Despite similar consumption frequencies for potato, pumpkin/butternut and milk in tea/coffee in both women with and without HIV, positive associations with overweight/obesity and/or GWG were not observed in women with HIV, regardless of length of time on ART. This suggests that other than food intake, there may be factors influencing obesity and GWG in this group. Several studies reporting obesity in women with HIV attributed this trend to ‘return to health’ phenomenon as a results of access to early treatment due to international policy shifts; as well as exposure to the same obesogenic environment as others [41, 42]. However, factors specific to HIV infection and treatment regimens have also been implicated in influencing the vulnerability of people living with HIV to increased obesity [43]. Despite the growing number of studies reporting obesity in women with HIV in the general population [3, 5, 44, 45], there are limited data on GWG trends in this group. One South African study reported that women with HIV experience greater inadequate GWG [39], however, we found high prevalence of excessive GWG in our cohort. These differences may be partly attributed to a larger proportion of women who initiated ART pre-pregnancy in our cohort, enabling us to reflect recent trends in weight gain in these women.
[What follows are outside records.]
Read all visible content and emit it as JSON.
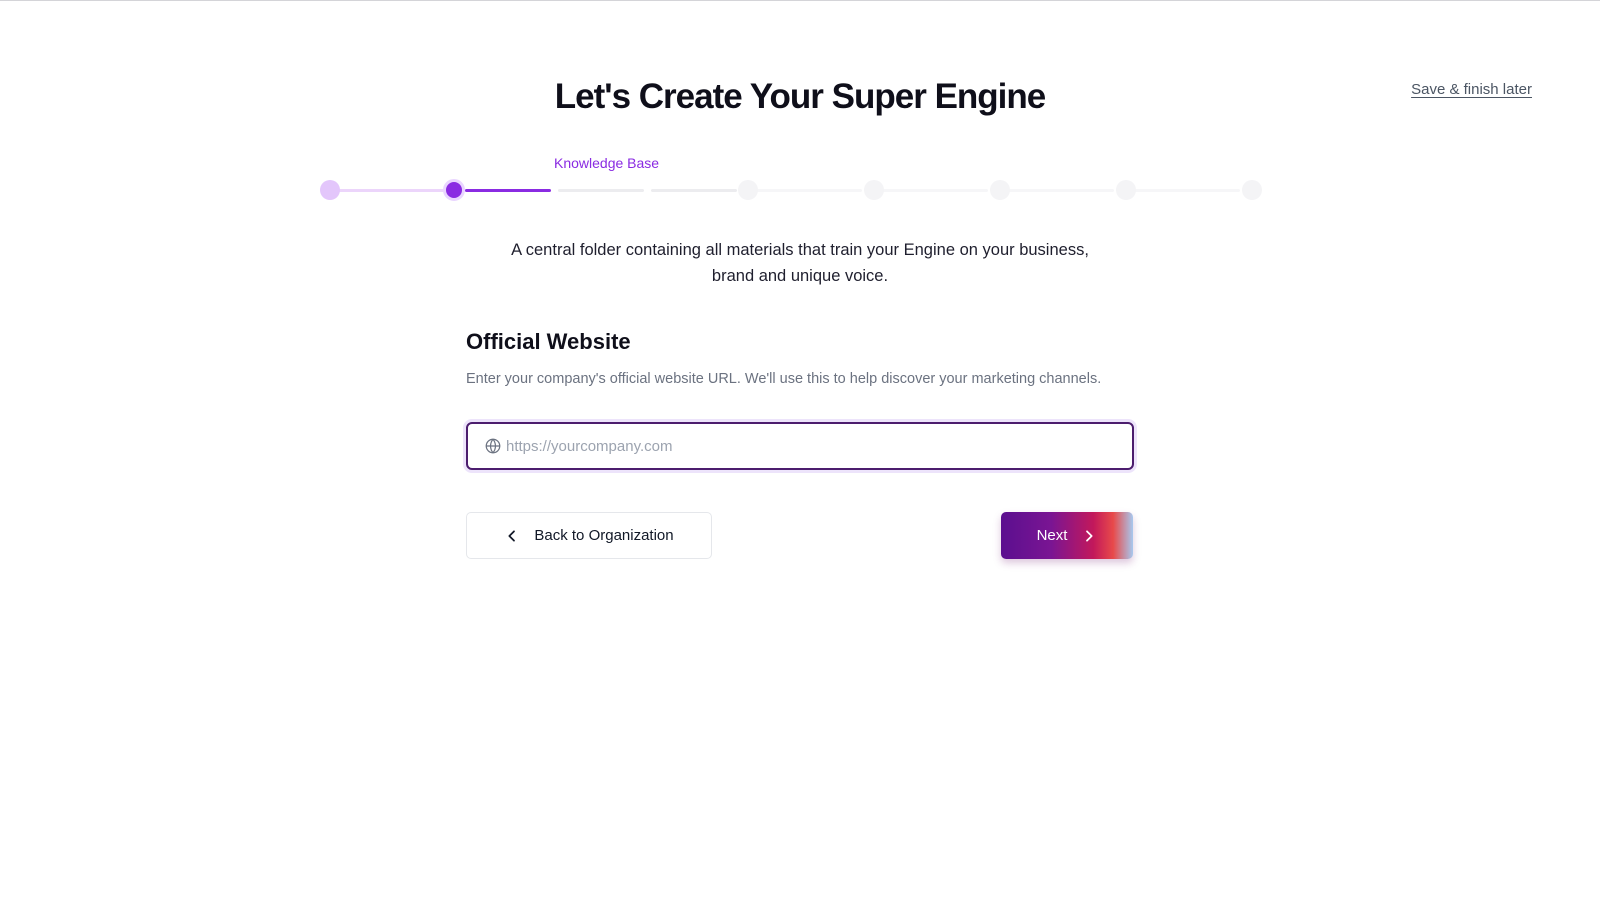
{
  "header": {
    "title": "Let's Create Your Super Engine",
    "save_later": "Save & finish later"
  },
  "stepper": {
    "current_label": "Knowledge Base",
    "total_steps": 8,
    "current_step": 2,
    "accent_color": "#8a2be2"
  },
  "description": "A central folder containing all materials that train your Engine on your business, brand and unique voice.",
  "section": {
    "title": "Official Website",
    "help": "Enter your company's official website URL. We'll use this to help discover your marketing channels."
  },
  "website_input": {
    "value": "",
    "placeholder": "https://yourcompany.com",
    "icon": "globe-icon"
  },
  "actions": {
    "back_label": "Back to Organization",
    "back_icon": "chevron-left-icon",
    "next_label": "Next",
    "next_icon": "chevron-right-icon"
  }
}
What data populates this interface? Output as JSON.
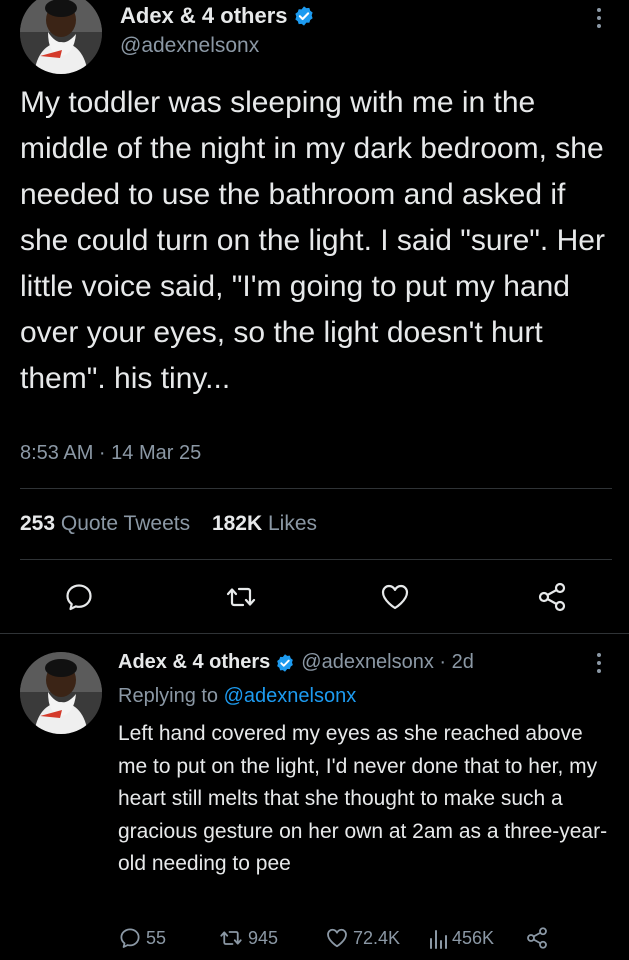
{
  "main_tweet": {
    "author_name": "Adex & 4 others",
    "handle": "@adexnelsonx",
    "text": "My toddler was sleeping with me in the middle of the night in my dark bedroom, she needed to use the bathroom and asked if she could turn on the light. I said \"sure\". Her little voice said, \"I'm going to put my hand over your eyes, so the light doesn't hurt them\".  his tiny...",
    "timestamp": "8:53 AM · 14 Mar 25",
    "quote_tweets_count": "253",
    "quote_tweets_label": "Quote Tweets",
    "likes_count": "182K",
    "likes_label": "Likes"
  },
  "reply_tweet": {
    "author_name": "Adex & 4 others",
    "handle_time": "@adexnelsonx · 2d",
    "replying_prefix": "Replying to",
    "replying_handle": "@adexnelsonx",
    "text": "Left hand covered my eyes as she reached above me to put on the light, I'd never done that to her, my heart still melts that she thought to make such a gracious gesture on her own at 2am as a three-year-old needing to pee",
    "reply_count": "55",
    "retweet_count": "945",
    "like_count": "72.4K",
    "view_count": "456K"
  },
  "icons": {
    "verified": "verified-badge-icon",
    "more": "more-vertical-icon",
    "reply": "reply-icon",
    "retweet": "retweet-icon",
    "like": "heart-icon",
    "share": "share-icon",
    "views": "views-icon"
  },
  "colors": {
    "background": "#000000",
    "text": "#e7e9ea",
    "secondary_text": "#8b98a5",
    "accent": "#1d9bf0",
    "divider": "#2f3336"
  }
}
Our data should be interpreted with caution since a chance of false-positives due to multiple testing conducted cannot be excluded. However, alpha correction approaches increase a chance of false-negatives due to very stringent significance levels. A non-quantitative FFQ was used and therefore quantity/exact consumption of foods reported was not assessed. Furthermore, the 30 food items investigated did not include some of the most common foods such as staple food maize meal. However, we were able to ascertain broader dietary intake trends that should be a key focus for future studies aimed at assessing quantity of food intake and obesity in pregnant women. In conclusion, potato (any preparation) and pumpkin/butternut consumption were associated with increased odds of overweight/obesity, while milk in tea/coffee consumption increased the odds of excessive GWG in women without HIV. Studies investigating potato (any preparation) and pumpkin/butternut portion sizes associated with obesity in pregnant women without HIV are needed. Mechanisms underlying high levels of obesity and GWG in women with HIV unrelated to food intake require further investigation.